As at the date of this announcement, the executive Directors of the Company are Mr. DONG Hui, Mr. YANG Dengfeng, Mr. CEN Senhui, Ms. GAO Yuqing, and Ms. TIAN Liuyihang; and the independent non-executive Directors of the Company are Mr. LIU Kin Wai, Mr. WEI Hai Yan and Mr. CHEN Shuo.

  • 4 -

Notes:

  1. All resolutions at the AGM will be taken by poll (except where the chairman decides to allow a resolution relating to a procedural or administrative matter to be voted on by a show of hands) pursuant to the Listing Rules. The results of the poll will be published on the websites of Hong Kong Exchanges and Clearing Limited (http://www.hkexnews.hk) and the Company (http://www.btomorrow.cn) in accordance with the Listing Rules.

  2. Any shareholder of the Company entitled to attend and vote at the AGM is entitled to appoint another person (who must be an individual) as his proxy to attend and vote instead of him. A proxy need not be a shareholder of the Company. If more than one proxy is appointed, the number of shares in respect of which each such proxy so appointed must be specified in the relevant form of proxy. Every shareholder present in person or by proxy shall be entitled to one vote for each share held by him.

  3. In case of joint holders of shares, any one of such persons may vote at any meeting, either personally or by proxy, in respect of such shares as if he were solely entitled thereto, but if more than one of such joint holders are present at any meeting personally or by proxy, the vote of the senior who tenders a vote, whether in person or by proxy, will be accepted to the exclusion of votes of the other joint holder(s) and for this purpose seniority will be determined by the order in which the names stand in the Register of Members.

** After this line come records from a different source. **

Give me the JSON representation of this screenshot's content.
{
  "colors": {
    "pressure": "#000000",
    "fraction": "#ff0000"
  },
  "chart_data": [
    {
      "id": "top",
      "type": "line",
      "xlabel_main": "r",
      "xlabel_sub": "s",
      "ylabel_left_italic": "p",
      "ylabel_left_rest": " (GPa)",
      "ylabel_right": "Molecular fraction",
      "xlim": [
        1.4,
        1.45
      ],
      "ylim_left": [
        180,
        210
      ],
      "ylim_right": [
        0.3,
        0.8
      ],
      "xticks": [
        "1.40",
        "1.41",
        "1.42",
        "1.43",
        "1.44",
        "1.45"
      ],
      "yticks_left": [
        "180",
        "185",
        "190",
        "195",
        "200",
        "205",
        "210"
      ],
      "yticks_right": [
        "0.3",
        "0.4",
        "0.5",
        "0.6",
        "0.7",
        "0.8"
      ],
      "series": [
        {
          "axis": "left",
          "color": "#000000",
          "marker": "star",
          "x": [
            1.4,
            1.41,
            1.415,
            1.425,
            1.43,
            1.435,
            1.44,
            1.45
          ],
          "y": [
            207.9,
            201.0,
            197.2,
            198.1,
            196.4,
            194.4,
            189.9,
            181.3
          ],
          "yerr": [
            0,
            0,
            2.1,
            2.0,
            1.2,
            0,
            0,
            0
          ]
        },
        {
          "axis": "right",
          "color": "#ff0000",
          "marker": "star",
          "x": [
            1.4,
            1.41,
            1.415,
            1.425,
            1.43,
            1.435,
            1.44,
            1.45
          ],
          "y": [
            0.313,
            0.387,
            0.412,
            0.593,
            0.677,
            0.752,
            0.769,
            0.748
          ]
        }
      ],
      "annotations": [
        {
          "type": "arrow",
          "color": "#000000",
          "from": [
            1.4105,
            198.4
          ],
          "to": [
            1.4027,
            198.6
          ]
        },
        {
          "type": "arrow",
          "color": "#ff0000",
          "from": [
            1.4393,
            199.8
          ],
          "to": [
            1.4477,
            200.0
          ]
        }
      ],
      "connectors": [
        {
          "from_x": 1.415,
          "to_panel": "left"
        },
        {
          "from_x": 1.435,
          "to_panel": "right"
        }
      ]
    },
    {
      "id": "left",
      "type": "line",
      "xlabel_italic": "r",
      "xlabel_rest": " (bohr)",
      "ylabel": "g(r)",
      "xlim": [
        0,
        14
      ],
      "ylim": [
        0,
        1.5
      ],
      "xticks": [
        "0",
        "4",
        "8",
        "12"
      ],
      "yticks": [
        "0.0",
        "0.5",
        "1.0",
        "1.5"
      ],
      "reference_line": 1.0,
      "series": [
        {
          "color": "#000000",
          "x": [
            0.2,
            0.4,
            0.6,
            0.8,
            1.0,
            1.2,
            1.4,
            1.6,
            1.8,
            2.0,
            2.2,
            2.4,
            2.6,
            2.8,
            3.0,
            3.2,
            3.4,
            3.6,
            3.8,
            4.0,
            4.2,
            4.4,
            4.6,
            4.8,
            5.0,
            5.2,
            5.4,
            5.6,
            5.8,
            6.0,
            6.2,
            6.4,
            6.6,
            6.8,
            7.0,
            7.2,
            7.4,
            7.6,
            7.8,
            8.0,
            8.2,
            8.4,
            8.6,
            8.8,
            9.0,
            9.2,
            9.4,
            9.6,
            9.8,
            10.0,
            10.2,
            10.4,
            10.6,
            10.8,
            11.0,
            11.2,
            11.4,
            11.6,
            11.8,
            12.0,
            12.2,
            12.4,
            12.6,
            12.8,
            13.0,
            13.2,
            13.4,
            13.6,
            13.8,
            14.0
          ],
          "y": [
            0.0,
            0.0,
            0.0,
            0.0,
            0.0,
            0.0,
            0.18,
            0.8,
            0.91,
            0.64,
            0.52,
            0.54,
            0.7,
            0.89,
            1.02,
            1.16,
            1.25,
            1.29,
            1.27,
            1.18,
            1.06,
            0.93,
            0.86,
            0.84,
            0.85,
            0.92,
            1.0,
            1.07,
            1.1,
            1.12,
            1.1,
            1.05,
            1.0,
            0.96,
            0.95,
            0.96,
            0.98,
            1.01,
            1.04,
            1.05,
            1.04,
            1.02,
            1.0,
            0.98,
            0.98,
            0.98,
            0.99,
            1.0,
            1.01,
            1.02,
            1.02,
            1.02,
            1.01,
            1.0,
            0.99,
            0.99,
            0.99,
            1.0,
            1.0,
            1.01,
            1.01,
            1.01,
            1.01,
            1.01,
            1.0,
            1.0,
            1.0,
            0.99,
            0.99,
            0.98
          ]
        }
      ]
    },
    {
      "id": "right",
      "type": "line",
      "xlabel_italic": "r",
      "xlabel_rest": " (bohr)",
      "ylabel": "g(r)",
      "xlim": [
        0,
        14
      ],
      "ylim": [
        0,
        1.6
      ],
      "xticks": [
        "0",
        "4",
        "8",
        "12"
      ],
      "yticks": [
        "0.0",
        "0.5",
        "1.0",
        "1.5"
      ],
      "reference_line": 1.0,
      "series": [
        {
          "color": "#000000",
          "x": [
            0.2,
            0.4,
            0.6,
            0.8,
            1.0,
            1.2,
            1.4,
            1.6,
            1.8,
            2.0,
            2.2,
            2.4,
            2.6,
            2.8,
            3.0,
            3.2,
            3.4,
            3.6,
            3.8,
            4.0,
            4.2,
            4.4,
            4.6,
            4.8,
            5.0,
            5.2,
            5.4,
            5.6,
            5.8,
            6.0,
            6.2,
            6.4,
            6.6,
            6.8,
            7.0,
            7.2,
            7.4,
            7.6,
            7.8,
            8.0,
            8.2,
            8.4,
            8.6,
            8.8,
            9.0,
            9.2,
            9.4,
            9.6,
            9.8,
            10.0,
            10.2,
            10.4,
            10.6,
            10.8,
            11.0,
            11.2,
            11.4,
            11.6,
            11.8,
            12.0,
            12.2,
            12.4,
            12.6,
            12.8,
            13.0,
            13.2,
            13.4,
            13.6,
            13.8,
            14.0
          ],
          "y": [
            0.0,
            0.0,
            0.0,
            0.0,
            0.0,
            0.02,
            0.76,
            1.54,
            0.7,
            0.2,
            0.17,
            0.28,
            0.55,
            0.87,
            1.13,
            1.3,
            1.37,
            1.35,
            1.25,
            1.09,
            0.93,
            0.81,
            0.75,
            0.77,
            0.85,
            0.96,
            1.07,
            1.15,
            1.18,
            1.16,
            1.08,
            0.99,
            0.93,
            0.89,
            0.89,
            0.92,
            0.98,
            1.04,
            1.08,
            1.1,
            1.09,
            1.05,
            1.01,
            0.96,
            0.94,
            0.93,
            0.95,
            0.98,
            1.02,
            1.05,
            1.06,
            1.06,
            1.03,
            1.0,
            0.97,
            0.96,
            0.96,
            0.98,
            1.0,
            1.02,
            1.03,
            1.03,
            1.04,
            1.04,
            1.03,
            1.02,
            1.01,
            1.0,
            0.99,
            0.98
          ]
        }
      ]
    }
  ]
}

  4. In order to be valid, the form of proxy together with the power of attorney or other authority, if any, under which it is signed or a notarially certified copy of that power of attorney or authority, must be deposited at the Company’s Hong Kong branch share registrar, Tricor Investor Services Limited, at Level 54, Hopewell Centre, 183 Queen’s Road East, Hong Kong not less than 48 hours before the time appointed for the AGM (i.e. not later than 2:00 p.m. on Wednesday, 19 May 2021) or the adjourned meeting (as the case may be). Delivery of the form of proxy shall not preclude a shareholder of the Company from attending and voting in person at the AGM and, in such event, the instrument appointing a proxy shall be deemed to be revoked.

  5. For determining the entitlement to attend and vote at the AGM, the Register of Members will be closed from Monday, 17 May 2021 to Friday, 21 May 2021, both dates inclusive, during which period no transfer of shares of the company will be registered. In order to be eligible to attend and vote at the AGM, all share transfer documents accompanied by the relevant share certificates must be lodged with the Company’s Hong Kong branch share registrar, Tricor Investor Services Limited, at Level 54, Hopewell Centre, 183 Queen’s Road East, Hong Kong for registration not later than 4:30 p.m. on Friday, 14 May 2021.

  6. With regard to the ordinary resolution in item 2 of this notice, (i) Mr. DONG Hui, Mr. YANG Dengfeng and Mr. CEN Senhui will retire by rotation at the AGM and, being eligible, offer themselves for reelection at the AGM; and (ii) Ms. TIAN Liuyihang will retire at the AGM and being eligible, offer herself for re-election at the AGM. Details of the above retiring Directors seeking re-election are set out in Appendix I to the circular dated 31 March 2021 (the “ Circular ”).

  7. An explanatory statement containing information regarding the ordinary resolution in item 6 of this notice is set out in Appendix II to the Circular.